Historical theory and investigative practice
There is also an emphasis on historical background knowledge about voodoo that permeates the game. This feeding of information is usually well interwoven with the story, e.g. when listening to a lecture at a university after following the lead to a professor or hearing from a museum owner about the different kinds of voodoo practices, its roots, and subsequent commercialization. Unfortunately, at times the overload of information turns the game into history lesson, even if it adds to the realism.
However, it’s the mix of investigation and puzzle solving that makes the title so memorable and different from its peers. The pacing is excellent due to new leads the player has to follow and therefore daily new challenges he has to face. The only problem is that there are few clues about where to go next or when something changes, one usually has to rely on the old trial & error method, going about the many locations of New Orleans.
The same holds true for the puzzles which are very obscure and downright frustrating at times, e.g. when one has to decode drum messages and then create one’s own sentences, which can be extremely hard with so many word combinations. There are also a couple of unfair death sequences resulting from awkward controls and not enough time to react. Some speed problems with newer PCs are also annoying, making certain scenes or events buggy to play. Two dead ends are unnecessary as well, even if these issues aren’t as prevalent as in previous Sierra titles.
The look and sound of New Orleans
Technically, the game shows its age despite some nicely drawn backgrounds. The main problem of the pixel art is that many important objects are difficult to make out. While the character portraits show attention to detail, the characters themselves often look a bit silly with their few animations, especially in more dramatic scenes. However, the cutscenes and the comic-book style in key parts of the game are still aesthetically pleasing.
Special mention has to go to the soundtrack and voice acting. The score fits the individual situations perfectly with either melancholic piano tunes, instrumental band music, or faster midi tracks. The main theme in particular is very catchy and memorable despite the low sound quality. The voice cast is quite impressive, considering that talents like Mark Hamill (Star Wars), Michael Dorn (Star Trek), and even Tim Curry (Rocky Horror Picture Show) reprising the role of the titular hero, give the game an even more cinematic feel. Unfortunately the narrator can be very annoying with her strong Southern accent and drawn out sentences, so it’s a good thing that she can be turned off. The rest of the voice actors do their job quite well, although some dialogue scenes could have been shorter and less exaggerated.
A classic or dusty piece of gaming history?

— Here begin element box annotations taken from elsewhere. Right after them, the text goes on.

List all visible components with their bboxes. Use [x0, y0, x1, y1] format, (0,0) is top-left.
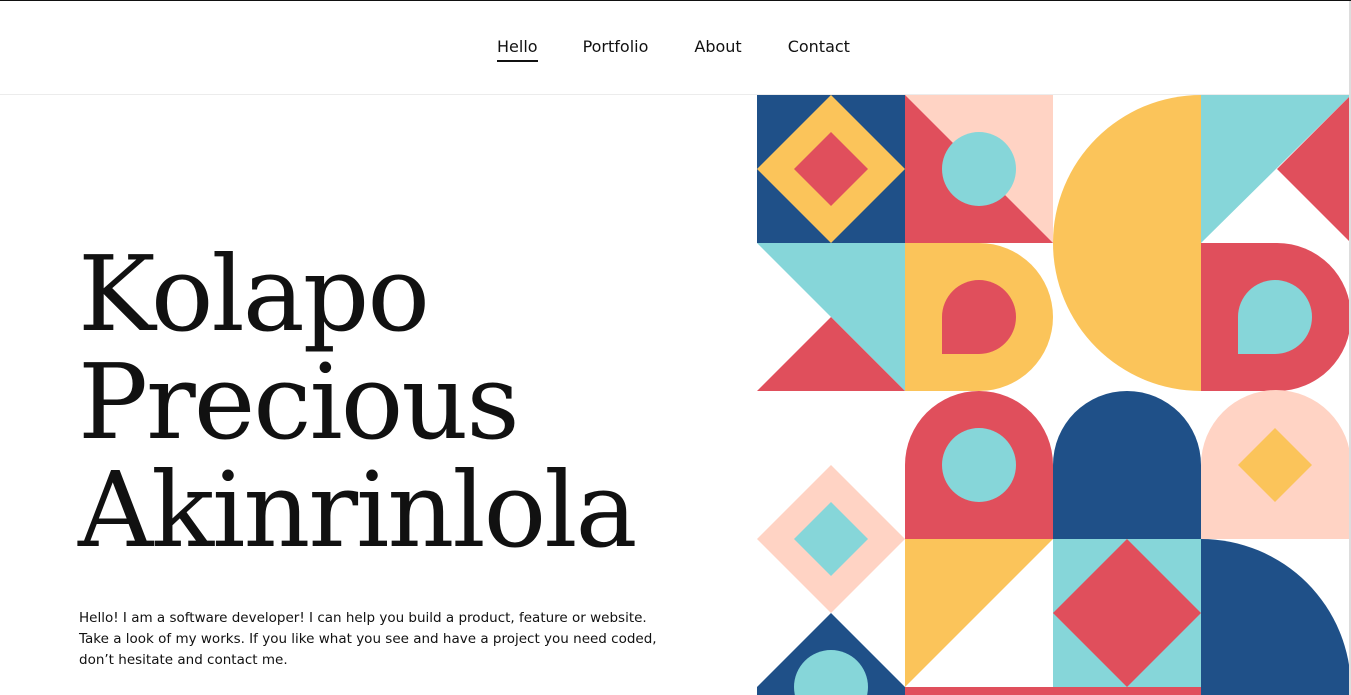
tile-navy-bottom: [757, 613, 905, 695]
hero-name-middle: Precious: [78, 341, 520, 463]
tile-yellow-half-circle: [1053, 95, 1201, 391]
geometric-pattern-svg: [757, 95, 1351, 695]
tile-red-strip: [905, 687, 1201, 695]
hero-intro-line: Hello! I am a software developer! I can …: [79, 610, 647, 626]
tile-teal-red-diamond-large: [1053, 539, 1201, 687]
tile-red-drop: [1201, 243, 1351, 391]
nav-link-hello[interactable]: Hello: [497, 37, 538, 62]
tile-diamond-navy: [757, 95, 905, 243]
hero-name-heading: Kolapo Precious Akinrinlola: [78, 240, 738, 564]
main-nav: Hello Portfolio About Contact: [497, 37, 850, 62]
hero-intro-line: Take a look of my works. If you like wha…: [79, 631, 657, 647]
nav-link-portfolio[interactable]: Portfolio: [583, 37, 649, 62]
nav-link-about[interactable]: About: [694, 37, 741, 62]
tile-yellow-drop: [905, 243, 1053, 391]
tile-peach-diamond: [757, 391, 905, 613]
hero-name-last: Akinrinlola: [78, 449, 637, 571]
nav-link-contact[interactable]: Contact: [788, 37, 850, 62]
tile-navy-quarter: [1201, 539, 1351, 695]
tile-red-arch-circle: [905, 391, 1053, 539]
top-navbar: Hello Portfolio About Contact: [0, 1, 1351, 95]
hero-name-first: Kolapo: [78, 233, 430, 355]
tile-teal-triangles: [1201, 95, 1351, 243]
tile-yellow-triangle: [905, 539, 1053, 695]
tile-peach-triangle-circle: [905, 95, 1053, 243]
hero-intro-line: don’t hesitate and contact me.: [79, 652, 288, 668]
tile-navy-arch: [1053, 391, 1201, 539]
hero-intro-text: Hello! I am a software developer! I can …: [79, 608, 679, 671]
tile-peach-arch-diamond: [1201, 390, 1351, 539]
geometric-pattern-artwork: [757, 95, 1351, 695]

Gabriel Knight is considered to be a true classic of the point-and-click genre. As it’s always the case with these nostalgic assumptions, looking at it from today’s perspective, there are some problems, e.g. pixel hunting as well as abstract and sometimes due to its linearity even nonsensical puzzles
But despite these technical problems, the game remains an example of engaging storytelling with memorable characters and varied gameplay. Even if it can’t hide the fact that influences of cinema show the same clichés and overacting in certain scenes, Sierra’s title is a testament to the possibilities of mature gaming long before today’s Heavy Rain, The Walking Dead, or Life Is Strange brought it to non-gamers.